Muy queridos hermanos sacerdotes, queridas familias, hermanos y amigos:

En un día como éste, el primer pensamiento se dirige a las personas que – lo sabemos a través de las imágenes de la televisión y de los medios- han sufrido el terrible drama del terremoto en Haití. Son miles y miles las víctimas, las casas destruidas, las familias destrozadas y los heridos.

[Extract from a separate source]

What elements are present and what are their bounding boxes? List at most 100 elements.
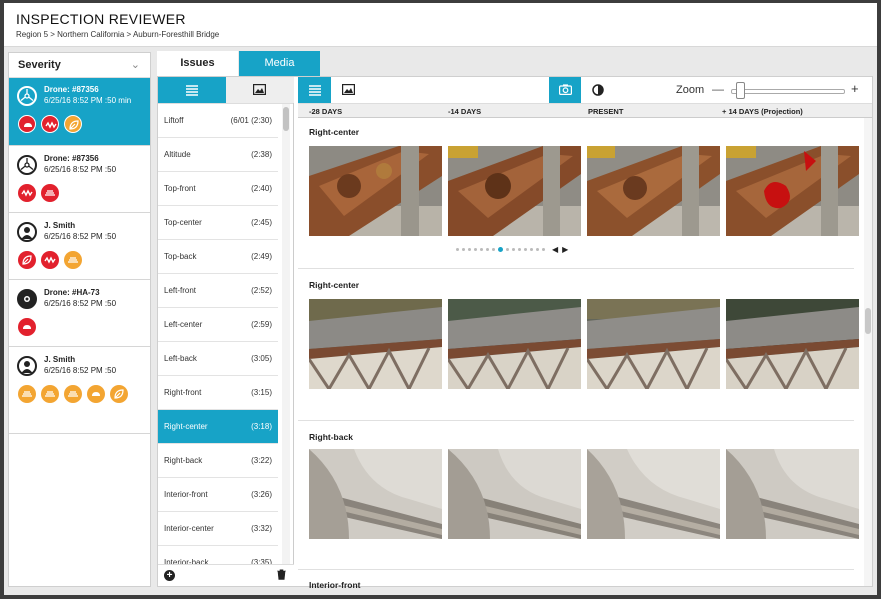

No es posible en un mundo donde todos participamos de lo que ocurre en cualquiera de sus rincones, ser insensibles a ese dolor y sufrimiento. Como sabéis quienes sois de Granada, la colecta de la Eucaristía de hoy en todas las iglesias de la ciudad se destinará justamente a las víctimas del terremoto a través de Cáritas o, más rápidamente, haciéndolo llegar el dinero través de la Nunciatura Apostólica en Haití. Vamos a suplicar por ellos.

Sabéis que hoy es el día del emigrante, el día del refugiado. ¡Dios mío, el mundo está lleno! Nuestras calles, nuestras plazas están llenas de inmigrantes. En muchos casos, refugiados que huyen de persecuciones que tienen que ver con la falta de libertad religiosa. Alguien me daba una cifra: en el 75% de la Tierra no hay libertad religiosa, no hay libertad para vivir de acuerdo con lo que uno percibe o con lo que uno sabe que es el mejor modo de vida para los hombres. Suplicamos por todos estos refugiados, por todos estos inmigrantes que son nuestros hermanos.

Dios le recordaba al pueblo de Israel que también fue forastero en Egipto, y la Sagrada Familia, sin ir más lejos, una familia como las nuestras, también fue perseguida y fugitiva. No podemos, por lo tanto, sentirnos ajenos a todo este mundo al que hemos de abrir nuestro corazón con amor de hermanos, un corazón que la presencia y la Gracia del Señor ha preparado para aunar sin límites de razas, de fronteras ni de ninguna clase a todo ser humano, hombre y mujer, anciano y niño, desde el momento de su concepción hasta su muerte natural, y desde antes de su concepción, puesto que Dios nos ha amado a cada uno desde toda la eternidad. 

Sed generosos en vuestra aportación, y si hoy no podéis –sé que en algunas parroquias lo anuncian hoy para que se haga el próximo domingo-, hacedlo en otro momento. Cuando la noticia ya no sea noticia tenéis todo el tiempo del mundo para hacer llegar la expresión de vuestro afecto, de vuestra comunión y vuestra solidaridad, porque seguirán estando el dolor y los campos de refugiados.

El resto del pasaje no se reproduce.